The Layerwise Shell Theory is used to model discretely stiffened laminated composite cylindrical shells for stress, vibration, pre-buckling and post-buckling analysis. The layerwise theory reduces a three-dimensional problem to a two-dimensional problem by expanding the three-dimensional displacement field as a function of a surface-wise two-dimensional displacement field and a one-dimensional interpolation through the shell thickness. Any required degree of accuracy can be obtained by an appropriate, independent selection of the one-dimensional interpolation functions through the thickness and the two-dimensional interpolation of the variables on the surface.

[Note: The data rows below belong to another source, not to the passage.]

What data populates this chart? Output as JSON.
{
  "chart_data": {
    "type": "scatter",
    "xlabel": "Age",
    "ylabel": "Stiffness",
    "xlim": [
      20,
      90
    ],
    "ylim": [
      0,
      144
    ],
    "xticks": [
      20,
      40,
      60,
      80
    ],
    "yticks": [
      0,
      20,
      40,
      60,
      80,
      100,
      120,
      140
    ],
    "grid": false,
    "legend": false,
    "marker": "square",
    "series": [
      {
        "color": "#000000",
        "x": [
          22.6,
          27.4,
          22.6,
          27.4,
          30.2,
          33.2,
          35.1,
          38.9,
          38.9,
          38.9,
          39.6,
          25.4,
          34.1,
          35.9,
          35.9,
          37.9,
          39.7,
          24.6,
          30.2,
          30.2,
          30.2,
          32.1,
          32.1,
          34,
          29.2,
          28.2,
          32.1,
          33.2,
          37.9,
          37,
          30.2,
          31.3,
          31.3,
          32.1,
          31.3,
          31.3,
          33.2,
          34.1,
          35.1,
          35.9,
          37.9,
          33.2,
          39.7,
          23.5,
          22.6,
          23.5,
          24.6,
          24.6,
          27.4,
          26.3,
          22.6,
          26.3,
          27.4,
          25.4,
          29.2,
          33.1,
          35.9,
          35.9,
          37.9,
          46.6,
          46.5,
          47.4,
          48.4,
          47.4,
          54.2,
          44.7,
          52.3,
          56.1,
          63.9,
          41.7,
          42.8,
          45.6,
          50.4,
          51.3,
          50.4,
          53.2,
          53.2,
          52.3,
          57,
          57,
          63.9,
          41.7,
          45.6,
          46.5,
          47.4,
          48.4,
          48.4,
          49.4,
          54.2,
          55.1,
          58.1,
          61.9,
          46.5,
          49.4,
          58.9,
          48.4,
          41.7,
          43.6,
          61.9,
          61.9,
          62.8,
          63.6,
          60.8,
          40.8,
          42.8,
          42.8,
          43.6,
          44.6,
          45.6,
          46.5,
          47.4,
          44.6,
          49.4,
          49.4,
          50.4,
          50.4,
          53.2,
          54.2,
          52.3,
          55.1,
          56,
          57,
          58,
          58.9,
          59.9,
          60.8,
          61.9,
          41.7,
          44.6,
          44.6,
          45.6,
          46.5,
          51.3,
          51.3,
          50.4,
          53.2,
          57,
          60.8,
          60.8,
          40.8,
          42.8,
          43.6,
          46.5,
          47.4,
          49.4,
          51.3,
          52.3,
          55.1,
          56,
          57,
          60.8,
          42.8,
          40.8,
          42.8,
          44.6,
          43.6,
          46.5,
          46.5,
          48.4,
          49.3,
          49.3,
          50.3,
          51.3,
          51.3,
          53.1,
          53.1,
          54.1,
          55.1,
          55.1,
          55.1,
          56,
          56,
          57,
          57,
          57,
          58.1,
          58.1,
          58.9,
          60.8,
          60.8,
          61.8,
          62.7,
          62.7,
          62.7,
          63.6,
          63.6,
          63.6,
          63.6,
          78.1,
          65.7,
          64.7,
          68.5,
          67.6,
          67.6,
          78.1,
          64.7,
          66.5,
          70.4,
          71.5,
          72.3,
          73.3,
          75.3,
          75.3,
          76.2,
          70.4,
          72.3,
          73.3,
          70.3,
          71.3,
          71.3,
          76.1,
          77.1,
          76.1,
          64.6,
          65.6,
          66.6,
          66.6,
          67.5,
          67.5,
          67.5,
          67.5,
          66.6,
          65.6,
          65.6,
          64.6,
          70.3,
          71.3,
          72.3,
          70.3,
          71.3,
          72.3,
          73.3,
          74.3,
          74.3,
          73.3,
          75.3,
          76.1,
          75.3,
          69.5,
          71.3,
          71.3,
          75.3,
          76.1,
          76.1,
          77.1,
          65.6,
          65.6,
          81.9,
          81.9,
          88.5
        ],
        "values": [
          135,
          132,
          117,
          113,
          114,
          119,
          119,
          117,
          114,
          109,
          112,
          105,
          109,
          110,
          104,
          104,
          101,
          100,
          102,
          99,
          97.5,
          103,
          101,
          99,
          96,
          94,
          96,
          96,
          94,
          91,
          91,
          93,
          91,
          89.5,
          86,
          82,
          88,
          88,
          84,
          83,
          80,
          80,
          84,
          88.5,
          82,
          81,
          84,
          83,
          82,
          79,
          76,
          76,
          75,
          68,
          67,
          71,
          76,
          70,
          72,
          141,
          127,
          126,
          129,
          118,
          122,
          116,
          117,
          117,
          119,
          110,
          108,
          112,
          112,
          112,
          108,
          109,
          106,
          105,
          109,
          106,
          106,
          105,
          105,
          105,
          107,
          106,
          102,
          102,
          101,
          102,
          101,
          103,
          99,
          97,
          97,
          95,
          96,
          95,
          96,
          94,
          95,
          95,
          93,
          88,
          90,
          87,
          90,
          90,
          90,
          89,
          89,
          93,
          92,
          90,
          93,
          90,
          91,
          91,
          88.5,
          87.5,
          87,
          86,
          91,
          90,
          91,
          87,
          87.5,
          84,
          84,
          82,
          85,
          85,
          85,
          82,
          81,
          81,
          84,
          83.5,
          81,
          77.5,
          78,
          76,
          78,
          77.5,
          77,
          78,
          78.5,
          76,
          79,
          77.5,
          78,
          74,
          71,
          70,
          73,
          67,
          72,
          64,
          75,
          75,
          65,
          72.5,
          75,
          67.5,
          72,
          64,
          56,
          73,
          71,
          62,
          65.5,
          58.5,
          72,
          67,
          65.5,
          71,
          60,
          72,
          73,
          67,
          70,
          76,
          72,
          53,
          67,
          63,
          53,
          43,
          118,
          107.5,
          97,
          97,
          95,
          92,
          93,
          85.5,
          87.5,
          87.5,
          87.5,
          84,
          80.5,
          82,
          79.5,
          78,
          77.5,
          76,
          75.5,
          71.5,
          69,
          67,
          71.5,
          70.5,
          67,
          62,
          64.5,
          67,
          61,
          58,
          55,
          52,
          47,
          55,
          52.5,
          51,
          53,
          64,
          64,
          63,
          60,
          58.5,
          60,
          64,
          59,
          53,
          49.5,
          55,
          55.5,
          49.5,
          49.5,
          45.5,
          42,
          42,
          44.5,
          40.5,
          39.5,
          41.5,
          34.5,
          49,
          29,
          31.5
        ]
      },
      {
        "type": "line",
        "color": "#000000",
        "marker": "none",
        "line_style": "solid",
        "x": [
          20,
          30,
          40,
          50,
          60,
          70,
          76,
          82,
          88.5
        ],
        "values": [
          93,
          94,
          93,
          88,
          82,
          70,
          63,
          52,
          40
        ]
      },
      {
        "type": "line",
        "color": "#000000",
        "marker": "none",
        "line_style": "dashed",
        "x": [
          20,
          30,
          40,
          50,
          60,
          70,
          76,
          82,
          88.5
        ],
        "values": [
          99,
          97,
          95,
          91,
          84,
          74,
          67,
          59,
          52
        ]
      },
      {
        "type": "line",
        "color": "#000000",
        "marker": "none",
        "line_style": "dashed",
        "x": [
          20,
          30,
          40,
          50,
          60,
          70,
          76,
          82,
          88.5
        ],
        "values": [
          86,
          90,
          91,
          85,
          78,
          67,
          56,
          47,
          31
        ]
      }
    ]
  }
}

Using a layerwise format, discrete axial and circumferential stiffeners are modeled as two-dimensional beam elements. Similar displacement fields are prescribed for both the stiffener and shell elements. The contribution of the stiffeners to the membrane stretching, bending and twisting stiffnesses of the laminated shell is accounted for by forcing compatibility of strains and equilibrium of forces between the stiffeners and the shell skin. The layerwise theory is also used to model initial imperfections of the unstressed configuration. A finite element scheme of the layerwise model is developed and applied here to investigate the effect of imperfections on the response of laminated cylindrical shells.

Using a finite element model of the layerwise theory for shells and shell stiffener elements, the accuracy and reliability of the elements is investigated through a wide variety of examples. The examples include laminated stiffened and unstiffened plates and shells and stand-alone beams under different types of external destabilizing loads. Finally, the study identifies the particular types of problems where the layerwise elements possess a clear advantage and superiority over the conventional equivalent single-layer models.